Corporate vs individual accountability

  • Strong sentiment that individual partners/executives should face criminal charges and prison, not just corporate fines.
  • Noted that one senior partner is being charged with obstruction of justice, but commenters stress this is for the cover-up, not for the underlying role in the opioid crisis.
  • Discussion of how corporate structure and political connections allow leaders to avoid personal consequences; fines are paid by the firm, not by decision‑makers.

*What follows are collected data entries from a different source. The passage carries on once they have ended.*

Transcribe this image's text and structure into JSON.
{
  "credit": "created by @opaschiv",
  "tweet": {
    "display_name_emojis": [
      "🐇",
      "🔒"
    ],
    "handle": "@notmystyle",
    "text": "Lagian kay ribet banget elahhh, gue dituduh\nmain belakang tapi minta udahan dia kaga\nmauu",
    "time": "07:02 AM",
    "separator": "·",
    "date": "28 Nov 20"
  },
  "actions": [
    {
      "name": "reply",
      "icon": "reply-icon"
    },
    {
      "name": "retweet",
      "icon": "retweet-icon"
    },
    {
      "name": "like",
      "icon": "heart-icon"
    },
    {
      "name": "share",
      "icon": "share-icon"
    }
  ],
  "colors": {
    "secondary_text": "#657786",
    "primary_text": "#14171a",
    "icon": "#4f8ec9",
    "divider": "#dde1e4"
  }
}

Evidence destruction and data handling

  • Commenters highlight reports that a senior partner deleted Purdue-related materials and urged others to delete records.
  • Debate over whether corporate laptops are typically backed up; some say “always,” others say only servers/cloud storage (e.g., Box) are routinely backed up.
  • Linked internal emails about pushing teams to use Box and adding legal disclaimers are cited as CYA behavior rather than true backup.

Opioids, consent, and war-on-drugs consistency

  • Some argue McKinsey’s manipulation of doctors, regulators, and messaging is categorically different from consensual street-level drug transactions.
  • Others question consistency: if many think the war on drugs and supplier prosecutions are failures, why demand aggressive criminal sanctions here?
  • Distinction drawn between criminalizing users vs. suppliers and enablers, with most supporting leniency for addicts but harshness for corporate actors.

Wider distrust of pharma, health policy, and COVID mandates

  • Thread veers into debates about vaccine legal shields, COVID public health measures, and “authoritarian” mandates.
  • Strongly conflicting claims: some insist vaccines and mandates saved millions; others argue coercion was unethical and marginal in effect.

Reputation and role of McKinsey / big consulting

  • McKinsey is portrayed as deeply unethical and repeatedly involved in harmful projects (opioids, insurance “delay/deny/defend,” work for authoritarian states).
  • Multiple commenters argue top consultancies mostly provide political cover for decisions executives already want to make, while extracting huge fees.